# CWE-208: Constant-time Implementation to Lattice-based Post-Quantum Cryptography ### Abstract

Very soon, when a large scale quantum computer is built, the modern public-key cryptography we know today will soon be broken by Shor’s algorithm. Follow NIST’s standardization call, many post-quantum cryptography software submissions are implemented in a secure way to thwart side-channel attack.

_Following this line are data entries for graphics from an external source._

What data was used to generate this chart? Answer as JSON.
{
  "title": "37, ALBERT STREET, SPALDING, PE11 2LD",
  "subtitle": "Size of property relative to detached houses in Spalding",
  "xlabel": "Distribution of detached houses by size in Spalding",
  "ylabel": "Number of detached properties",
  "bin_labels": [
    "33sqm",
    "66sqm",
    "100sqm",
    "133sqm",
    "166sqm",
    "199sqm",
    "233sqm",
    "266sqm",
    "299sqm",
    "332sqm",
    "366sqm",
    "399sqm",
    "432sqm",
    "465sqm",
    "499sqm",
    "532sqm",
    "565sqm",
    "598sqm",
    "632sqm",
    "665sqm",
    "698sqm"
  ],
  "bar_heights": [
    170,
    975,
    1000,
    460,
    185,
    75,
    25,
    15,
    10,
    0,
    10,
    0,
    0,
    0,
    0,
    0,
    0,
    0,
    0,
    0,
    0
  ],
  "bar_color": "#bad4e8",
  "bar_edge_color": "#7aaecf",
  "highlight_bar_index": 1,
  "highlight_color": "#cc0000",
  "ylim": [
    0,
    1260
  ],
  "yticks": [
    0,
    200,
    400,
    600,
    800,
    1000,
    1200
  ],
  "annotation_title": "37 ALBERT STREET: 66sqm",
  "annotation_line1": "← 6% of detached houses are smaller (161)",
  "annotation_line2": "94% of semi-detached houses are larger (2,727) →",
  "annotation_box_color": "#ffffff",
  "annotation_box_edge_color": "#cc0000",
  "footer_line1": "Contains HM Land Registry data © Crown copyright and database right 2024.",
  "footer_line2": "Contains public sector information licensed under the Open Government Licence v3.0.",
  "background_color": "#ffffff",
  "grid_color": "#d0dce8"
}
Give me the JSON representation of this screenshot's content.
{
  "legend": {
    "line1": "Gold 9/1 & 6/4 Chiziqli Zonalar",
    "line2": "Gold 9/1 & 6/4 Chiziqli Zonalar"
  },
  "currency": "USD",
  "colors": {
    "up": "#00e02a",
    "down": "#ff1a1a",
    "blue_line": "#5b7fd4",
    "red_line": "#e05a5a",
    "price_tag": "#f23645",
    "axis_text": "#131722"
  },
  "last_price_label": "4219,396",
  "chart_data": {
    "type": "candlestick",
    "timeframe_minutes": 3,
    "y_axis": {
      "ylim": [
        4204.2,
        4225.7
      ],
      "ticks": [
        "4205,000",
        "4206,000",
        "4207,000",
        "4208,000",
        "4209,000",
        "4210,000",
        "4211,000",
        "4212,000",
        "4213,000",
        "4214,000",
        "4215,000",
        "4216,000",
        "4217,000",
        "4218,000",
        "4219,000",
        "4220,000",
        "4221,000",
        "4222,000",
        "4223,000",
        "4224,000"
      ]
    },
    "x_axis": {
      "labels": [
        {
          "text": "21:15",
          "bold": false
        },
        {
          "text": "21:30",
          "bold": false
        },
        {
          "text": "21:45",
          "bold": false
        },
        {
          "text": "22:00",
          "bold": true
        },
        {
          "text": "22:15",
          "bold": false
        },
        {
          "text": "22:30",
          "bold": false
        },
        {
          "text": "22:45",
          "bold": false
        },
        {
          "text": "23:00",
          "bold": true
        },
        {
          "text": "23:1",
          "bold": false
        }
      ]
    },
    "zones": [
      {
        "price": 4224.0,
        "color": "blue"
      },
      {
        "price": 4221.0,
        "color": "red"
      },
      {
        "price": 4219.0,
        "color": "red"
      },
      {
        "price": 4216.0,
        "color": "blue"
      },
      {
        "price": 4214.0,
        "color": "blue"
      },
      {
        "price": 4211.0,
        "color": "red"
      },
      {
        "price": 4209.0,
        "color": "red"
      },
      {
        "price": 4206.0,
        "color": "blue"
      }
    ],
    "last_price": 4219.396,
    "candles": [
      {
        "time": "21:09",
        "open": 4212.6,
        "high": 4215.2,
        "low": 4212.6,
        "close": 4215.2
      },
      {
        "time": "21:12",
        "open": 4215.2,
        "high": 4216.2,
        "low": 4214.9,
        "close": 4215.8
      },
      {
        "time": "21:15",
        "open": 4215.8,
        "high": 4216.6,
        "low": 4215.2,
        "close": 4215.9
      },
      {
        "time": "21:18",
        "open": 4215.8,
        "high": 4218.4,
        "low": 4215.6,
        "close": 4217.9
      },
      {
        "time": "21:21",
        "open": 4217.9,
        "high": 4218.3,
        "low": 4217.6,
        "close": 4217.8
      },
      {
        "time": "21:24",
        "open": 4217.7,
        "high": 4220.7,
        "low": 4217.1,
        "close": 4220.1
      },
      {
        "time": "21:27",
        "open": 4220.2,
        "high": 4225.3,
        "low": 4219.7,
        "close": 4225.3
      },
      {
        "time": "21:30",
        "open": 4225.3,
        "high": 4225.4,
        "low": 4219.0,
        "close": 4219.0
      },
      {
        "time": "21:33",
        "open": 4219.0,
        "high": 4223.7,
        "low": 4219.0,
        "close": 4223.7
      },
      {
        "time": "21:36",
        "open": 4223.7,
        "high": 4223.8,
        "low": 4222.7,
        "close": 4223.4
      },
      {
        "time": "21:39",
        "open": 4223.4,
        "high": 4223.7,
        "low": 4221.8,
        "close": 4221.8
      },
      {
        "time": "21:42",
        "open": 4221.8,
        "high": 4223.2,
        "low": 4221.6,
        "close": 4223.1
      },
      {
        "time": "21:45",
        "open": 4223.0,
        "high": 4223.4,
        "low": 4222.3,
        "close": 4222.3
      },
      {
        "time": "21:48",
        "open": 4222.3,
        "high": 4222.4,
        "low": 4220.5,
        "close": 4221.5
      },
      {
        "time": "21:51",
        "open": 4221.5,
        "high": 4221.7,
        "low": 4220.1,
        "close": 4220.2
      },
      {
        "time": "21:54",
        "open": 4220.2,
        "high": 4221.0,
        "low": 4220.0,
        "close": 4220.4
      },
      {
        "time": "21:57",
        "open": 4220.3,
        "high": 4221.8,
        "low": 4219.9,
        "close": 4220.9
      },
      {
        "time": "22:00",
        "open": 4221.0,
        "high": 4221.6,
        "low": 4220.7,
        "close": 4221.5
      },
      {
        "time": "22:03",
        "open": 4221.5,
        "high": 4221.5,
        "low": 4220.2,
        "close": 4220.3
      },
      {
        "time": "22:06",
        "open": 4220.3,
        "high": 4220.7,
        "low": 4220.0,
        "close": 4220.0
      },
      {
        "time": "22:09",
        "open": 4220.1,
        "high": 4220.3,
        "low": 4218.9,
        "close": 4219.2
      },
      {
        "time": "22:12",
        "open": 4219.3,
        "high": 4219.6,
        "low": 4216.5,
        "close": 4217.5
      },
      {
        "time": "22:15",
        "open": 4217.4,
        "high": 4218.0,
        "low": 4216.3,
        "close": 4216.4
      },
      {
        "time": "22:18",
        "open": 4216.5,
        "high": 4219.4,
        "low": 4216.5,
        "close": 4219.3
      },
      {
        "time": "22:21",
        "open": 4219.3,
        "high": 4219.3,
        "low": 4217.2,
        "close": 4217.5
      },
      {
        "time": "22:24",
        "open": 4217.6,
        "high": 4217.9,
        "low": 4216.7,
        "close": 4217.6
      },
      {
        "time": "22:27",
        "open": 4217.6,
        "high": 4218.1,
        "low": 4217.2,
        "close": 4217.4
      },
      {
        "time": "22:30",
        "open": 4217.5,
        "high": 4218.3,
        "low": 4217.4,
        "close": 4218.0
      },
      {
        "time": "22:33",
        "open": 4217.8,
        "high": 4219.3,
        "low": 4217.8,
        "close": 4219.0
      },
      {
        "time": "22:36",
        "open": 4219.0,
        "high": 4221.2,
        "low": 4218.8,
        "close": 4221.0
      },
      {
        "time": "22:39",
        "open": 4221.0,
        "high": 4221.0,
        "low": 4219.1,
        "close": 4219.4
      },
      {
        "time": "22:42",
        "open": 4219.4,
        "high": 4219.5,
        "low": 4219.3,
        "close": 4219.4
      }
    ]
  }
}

In this paper, we discuss the techniques used in Post-Quantum Cryptography implementation to counter CWE-208.

### Summary

In my coursework, I write a paper which analyse implementation of Post-Quantum Cryptography Finalist, and draw some lessons for myself.

The paper is concise and easy to read for everyone, the text in the paper is 50% of the work, many lessons I learn from the godbolt.org link.

### Do this

#### Effect of Compiler Optimization

int select(bool b, int x, int y) {
return b ? x : y;
}

int ifelse(bool b, int x, int y) {
if (b)         return x;
else           return y;
}

int mul(bool b, int x, int y) {
return (x*b) | (1-b)*y;
}

int and_inverse(bool b, int x, int y) {
return (x & (-b)) | (~(-b)) & y;
}


See disassembly

Clang realizes 4 functions have similar logic, while GCC doens’t.

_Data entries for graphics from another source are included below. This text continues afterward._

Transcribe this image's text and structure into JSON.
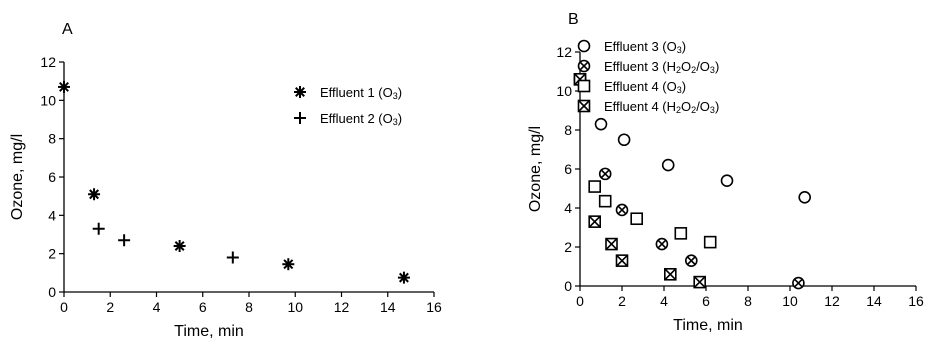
{
  "chart_data": [
    {
      "type": "scatter",
      "panel_label": "A",
      "xlabel": "Time, min",
      "ylabel": "Ozone, mg/l",
      "xlim": [
        0,
        16
      ],
      "ylim": [
        0,
        12
      ],
      "xticks": [
        "0",
        "2",
        "4",
        "6",
        "8",
        "10",
        "12",
        "14",
        "16"
      ],
      "yticks": [
        "0",
        "2",
        "4",
        "6",
        "8",
        "10",
        "12"
      ],
      "legend_position": "top-right",
      "series": [
        {
          "name": "Effluent 1 (O3)",
          "name_parts": [
            [
              "Effluent 1 (O",
              "n"
            ],
            [
              "3",
              "sub"
            ],
            [
              ")",
              "n"
            ]
          ],
          "marker": "asterisk",
          "points": [
            [
              0,
              10.7
            ],
            [
              1.3,
              5.1
            ],
            [
              5.0,
              2.4
            ],
            [
              9.7,
              1.45
            ],
            [
              14.7,
              0.75
            ]
          ]
        },
        {
          "name": "Effluent 2 (O3)",
          "name_parts": [
            [
              "Effluent 2 (O",
              "n"
            ],
            [
              "3",
              "sub"
            ],
            [
              ")",
              "n"
            ]
          ],
          "marker": "plus",
          "points": [
            [
              1.5,
              3.3
            ],
            [
              2.6,
              2.7
            ],
            [
              7.3,
              1.8
            ]
          ]
        }
      ]
    },
    {
      "type": "scatter",
      "panel_label": "B",
      "xlabel": "Time, min",
      "ylabel": "Ozone, mg/l",
      "xlim": [
        0,
        16
      ],
      "ylim": [
        0,
        12
      ],
      "xticks": [
        "0",
        "2",
        "4",
        "6",
        "8",
        "10",
        "12",
        "14",
        "16"
      ],
      "yticks": [
        "0",
        "2",
        "4",
        "6",
        "8",
        "10",
        "12"
      ],
      "legend_position": "top-right",
      "series": [
        {
          "name": "Effluent 3 (O3)",
          "name_parts": [
            [
              "Effluent 3 (O",
              "n"
            ],
            [
              "3",
              "sub"
            ],
            [
              ")",
              "n"
            ]
          ],
          "marker": "circle",
          "points": [
            [
              0,
              10.6
            ],
            [
              1.0,
              8.3
            ],
            [
              2.1,
              7.5
            ],
            [
              4.2,
              6.2
            ],
            [
              7.0,
              5.4
            ],
            [
              10.7,
              4.55
            ]
          ]
        },
        {
          "name": "Effluent 3 (H2O2/O3)",
          "name_parts": [
            [
              "Effluent 3 (H",
              "n"
            ],
            [
              "2",
              "sub"
            ],
            [
              "O",
              "n"
            ],
            [
              "2",
              "sub"
            ],
            [
              "/O",
              "n"
            ],
            [
              "3",
              "sub"
            ],
            [
              ")",
              "n"
            ]
          ],
          "marker": "circle-x",
          "points": [
            [
              0,
              10.6
            ],
            [
              1.2,
              5.75
            ],
            [
              2.0,
              3.9
            ],
            [
              3.9,
              2.15
            ],
            [
              5.3,
              1.3
            ],
            [
              10.4,
              0.15
            ]
          ]
        },
        {
          "name": "Effluent 4 (O3)",
          "name_parts": [
            [
              "Effluent 4 (O",
              "n"
            ],
            [
              "3",
              "sub"
            ],
            [
              ")",
              "n"
            ]
          ],
          "marker": "square",
          "points": [
            [
              0,
              10.6
            ],
            [
              0.7,
              5.1
            ],
            [
              1.2,
              4.35
            ],
            [
              2.7,
              3.45
            ],
            [
              4.8,
              2.7
            ],
            [
              6.2,
              2.25
            ]
          ]
        },
        {
          "name": "Effluent 4 (H2O2/O3)",
          "name_parts": [
            [
              "Effluent 4 (H",
              "n"
            ],
            [
              "2",
              "sub"
            ],
            [
              "O",
              "n"
            ],
            [
              "2",
              "sub"
            ],
            [
              "/O",
              "n"
            ],
            [
              "3",
              "sub"
            ],
            [
              ")",
              "n"
            ]
          ],
          "marker": "square-x",
          "points": [
            [
              0,
              10.6
            ],
            [
              0.7,
              3.3
            ],
            [
              1.5,
              2.15
            ],
            [
              2.0,
              1.3
            ],
            [
              4.3,
              0.6
            ],
            [
              5.7,
              0.2
            ]
          ]
        }
      ]
    }
  ]
}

GCC does not optimize the code while clang is able to convert 4 conditional selections to the same assembly instructions.

And conditional move instruction cmove is not always exists.

Look at RISC-V, AVR assembly

Therefore you should not use the code above to do comparison. It’s not constant-time (optimzed by compiler) and my expensive on other platforms where compiler is not mature enough.

#### Constant-time Comparison

// Input: *a, *b, len
uint8_t compare(uint8_t *a, uint8_t *b, int len) {
int i;
uint8_t r = 0;
for(i=0;i<len;i++)
r |= a[i] ^ b[i];
return (-r) >> 7;
}
// Output: 0 or 1


This code outsmarts Clang and GCC

See disassembly

#### Constant-time Conditional Move

// Input: *a, sel in {0, 1}
for (i = 0; i < length; i++)
secret[i] ^= (-sel) & (a[i] ^ secret[i]);
// Output: *secret


The code is not optimized by compiler.

See disassembly

#### Constant-time Rejection Sampling

// Input: *a
uint16_t i, j, sel, secret = {0};
i = 0; j = 0;
while (j < 256) {
d = a[i] | (a[i+1] << 8);
if (d < upperbound)
sel = 1;
else
sel = 0;
secret[j] ^= (-sel) & (d ^ secret[j]);
j += sel;
i += 2;
}
// Output: *secret


Balance if-else therefore not timing leakage

#### Constant-time Conditional Subtraction

// Input: value, bound
int16_t csubq(int16_t value, const int16_t bound) {
value -= bound;
value += (value >> 15) & bound;
return value;
}
// Output: value


I copied this code from PQC finalist, it’s perfect.

See disassembly

### Pitfall; Don’t do this

#### memcmp or strcmp

// Input: *a, *b
for (int i = 0; i < length; i++) {
if (a[i] != b[i]) break;
}
// Output: 0 or 1


Non constant-time comparison.

#### Cache timing leakage

// Input: check, *a, *b
for (int i = 0; i < length; i++) {
if (!check)
secret[i] = a[i];
else
secret[i] = b[i];
}
// Output *secret


Either a or b will be in L1 cache. See flush + reload cache timing attack. This leak which variable is selected.

#### Conditional timing leakage

// Input: value
if (value > bound)
value -= bound
// Output: value


If you try to fix with this code below

// Input: value
if (value > bound)
value -= bound
else
value = value;
// Output: value


Sadly, the compiler will optimize the else branch.